Elections? Stay in the streets
Published Jan 29, 2012 6:30 PM
The Occupy movement has made it very clear that hundreds of thousands of people across the United States, from big cities on both coasts to smaller ones in the midlands and hundreds of towns and rural areas in between, are distressed and angry enough at the present situation to march in the rain and snow, occupy banks, sleep on the ground, attend countless meetings, defy hordes of cops before getting arrested, and above all make their voices heard.
More and more, they are reaching out to the unions and the communities, both to give support and to get support when the state clamps down and tries to bust them up.
This is how genuine movements coming from the grass-roots are born and grow. They are demanding change and are directing their demands at the 1% — the very, very rich who in the sixties and seventies were called the Establishment and who Marxists know as the ruling class.
This movement gets some attention from the corporate media now and then — but nothing like the day-in, day-out barrage of manufactured news, commentary and opinion about the election process that is portrayed as the most important thing happening in the country.
We hear again and again about the Tea Party “movement” — a bunch of reactionaries and racists who heeded the call of the super-rich Koch brothers to get right-wing Republicans elected in the 2010 congressional elections. Now they are getting much attention again, having put some muscle into the Gingrich campaign in South Carolina. He was speaking to wealthy whites in South Carolina when he attacked Obama as the “food-stamp president.” It was really a racist attack on poor people that shows who the Tea Party types really are.

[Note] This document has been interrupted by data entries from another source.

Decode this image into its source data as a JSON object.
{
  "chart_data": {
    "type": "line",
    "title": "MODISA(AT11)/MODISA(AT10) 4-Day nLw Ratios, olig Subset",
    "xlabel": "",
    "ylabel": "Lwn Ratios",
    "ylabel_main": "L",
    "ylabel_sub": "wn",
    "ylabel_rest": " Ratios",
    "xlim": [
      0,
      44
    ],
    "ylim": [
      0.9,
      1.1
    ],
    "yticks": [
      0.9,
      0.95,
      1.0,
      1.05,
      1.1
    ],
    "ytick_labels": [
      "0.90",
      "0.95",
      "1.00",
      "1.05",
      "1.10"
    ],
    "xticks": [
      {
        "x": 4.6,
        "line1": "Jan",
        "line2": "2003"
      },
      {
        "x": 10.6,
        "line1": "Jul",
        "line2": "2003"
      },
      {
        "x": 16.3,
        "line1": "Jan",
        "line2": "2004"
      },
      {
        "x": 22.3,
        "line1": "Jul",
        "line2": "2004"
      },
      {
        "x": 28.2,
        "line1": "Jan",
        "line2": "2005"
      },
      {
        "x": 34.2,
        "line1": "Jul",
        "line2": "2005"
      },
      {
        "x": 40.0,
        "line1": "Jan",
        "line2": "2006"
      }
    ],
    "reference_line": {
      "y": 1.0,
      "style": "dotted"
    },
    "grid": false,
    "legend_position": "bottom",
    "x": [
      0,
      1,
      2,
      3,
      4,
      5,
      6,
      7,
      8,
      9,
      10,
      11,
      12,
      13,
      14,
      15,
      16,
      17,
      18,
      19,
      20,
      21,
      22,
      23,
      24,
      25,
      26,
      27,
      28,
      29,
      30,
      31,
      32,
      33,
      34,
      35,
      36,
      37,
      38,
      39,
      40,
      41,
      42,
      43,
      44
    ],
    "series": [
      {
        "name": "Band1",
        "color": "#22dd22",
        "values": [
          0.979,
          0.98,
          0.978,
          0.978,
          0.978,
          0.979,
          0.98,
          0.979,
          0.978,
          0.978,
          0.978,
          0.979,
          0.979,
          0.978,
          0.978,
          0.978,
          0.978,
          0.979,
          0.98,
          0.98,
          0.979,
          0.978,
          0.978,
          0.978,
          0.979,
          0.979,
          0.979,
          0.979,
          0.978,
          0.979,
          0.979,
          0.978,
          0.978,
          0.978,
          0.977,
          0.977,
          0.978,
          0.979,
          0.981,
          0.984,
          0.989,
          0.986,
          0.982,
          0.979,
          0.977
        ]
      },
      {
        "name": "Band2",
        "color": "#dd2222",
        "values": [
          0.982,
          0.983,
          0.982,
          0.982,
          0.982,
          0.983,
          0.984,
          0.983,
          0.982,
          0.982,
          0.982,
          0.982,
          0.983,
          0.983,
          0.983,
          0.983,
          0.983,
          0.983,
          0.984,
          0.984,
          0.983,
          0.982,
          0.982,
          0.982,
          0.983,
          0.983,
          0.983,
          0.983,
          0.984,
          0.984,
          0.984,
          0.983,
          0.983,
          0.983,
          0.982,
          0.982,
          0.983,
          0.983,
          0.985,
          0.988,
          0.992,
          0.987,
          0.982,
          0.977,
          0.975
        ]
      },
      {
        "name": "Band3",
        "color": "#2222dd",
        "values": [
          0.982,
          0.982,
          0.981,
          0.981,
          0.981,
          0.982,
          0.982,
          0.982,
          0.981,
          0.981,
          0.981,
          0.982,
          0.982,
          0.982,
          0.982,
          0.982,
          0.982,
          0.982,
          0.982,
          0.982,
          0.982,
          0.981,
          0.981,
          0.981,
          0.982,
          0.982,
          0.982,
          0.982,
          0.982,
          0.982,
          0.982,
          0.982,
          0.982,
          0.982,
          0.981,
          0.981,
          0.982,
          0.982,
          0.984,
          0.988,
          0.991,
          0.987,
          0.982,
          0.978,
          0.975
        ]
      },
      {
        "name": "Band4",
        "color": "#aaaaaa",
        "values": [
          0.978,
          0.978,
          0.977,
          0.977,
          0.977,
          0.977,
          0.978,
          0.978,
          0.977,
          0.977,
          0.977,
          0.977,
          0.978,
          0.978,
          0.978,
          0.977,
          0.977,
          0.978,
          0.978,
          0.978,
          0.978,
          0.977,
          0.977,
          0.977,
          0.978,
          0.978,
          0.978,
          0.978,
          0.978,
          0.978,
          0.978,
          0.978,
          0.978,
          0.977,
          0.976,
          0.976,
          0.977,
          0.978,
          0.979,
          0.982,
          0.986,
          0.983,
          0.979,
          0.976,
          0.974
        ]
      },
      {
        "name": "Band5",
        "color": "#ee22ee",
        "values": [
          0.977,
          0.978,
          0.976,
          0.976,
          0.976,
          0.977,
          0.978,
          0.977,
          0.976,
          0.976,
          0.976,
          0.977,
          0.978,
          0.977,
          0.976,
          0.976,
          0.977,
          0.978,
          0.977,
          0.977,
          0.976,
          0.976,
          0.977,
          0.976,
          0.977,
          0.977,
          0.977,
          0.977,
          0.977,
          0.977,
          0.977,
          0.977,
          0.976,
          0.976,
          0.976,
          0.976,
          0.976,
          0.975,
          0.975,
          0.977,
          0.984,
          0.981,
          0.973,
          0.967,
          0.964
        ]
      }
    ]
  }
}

But what has the electioneering season got to do with the problems facing so many tens of millions of workers and oppressed communities in this country? Will anyone in either the Republican or the Democratic party, from Obama, Romney and Gingrich on down to those running for lower offices, put forward a program to do what the people want?
Poll after poll shows a rising tide of anger at the very, very rich and the financial institutions that serve them. People want jobs or an income to live on if they can’t get work. They want the rich to pay a lot more taxes so that social services aren’t cut while more workers are laid off. They want their money spent on the environment and schools and hospitals and housing, not bailouts to the banks and endless wars.
Obama’s State of the Union address, his opening shot in the campaign, tried to tap into this anger when he said he was for an economy where “everyone does their fair share and everyone plays by the same set of rules.” This is open to many interpretations. By the same set of rules, does he mean an economy where someone with $1 billion and someone with $10 both have the right to start a bank? One where a rich person and a poor person will both be punished equally for stealing a loaf of bread?
Capitalist politics is aimed at obscuring the class differences that lead to poverty, on the one hand, and obscene wealth, on the other. In this season of open reaction versus liberal demagogy, it is what the movement does in the streets that will count and lay the basis for real change.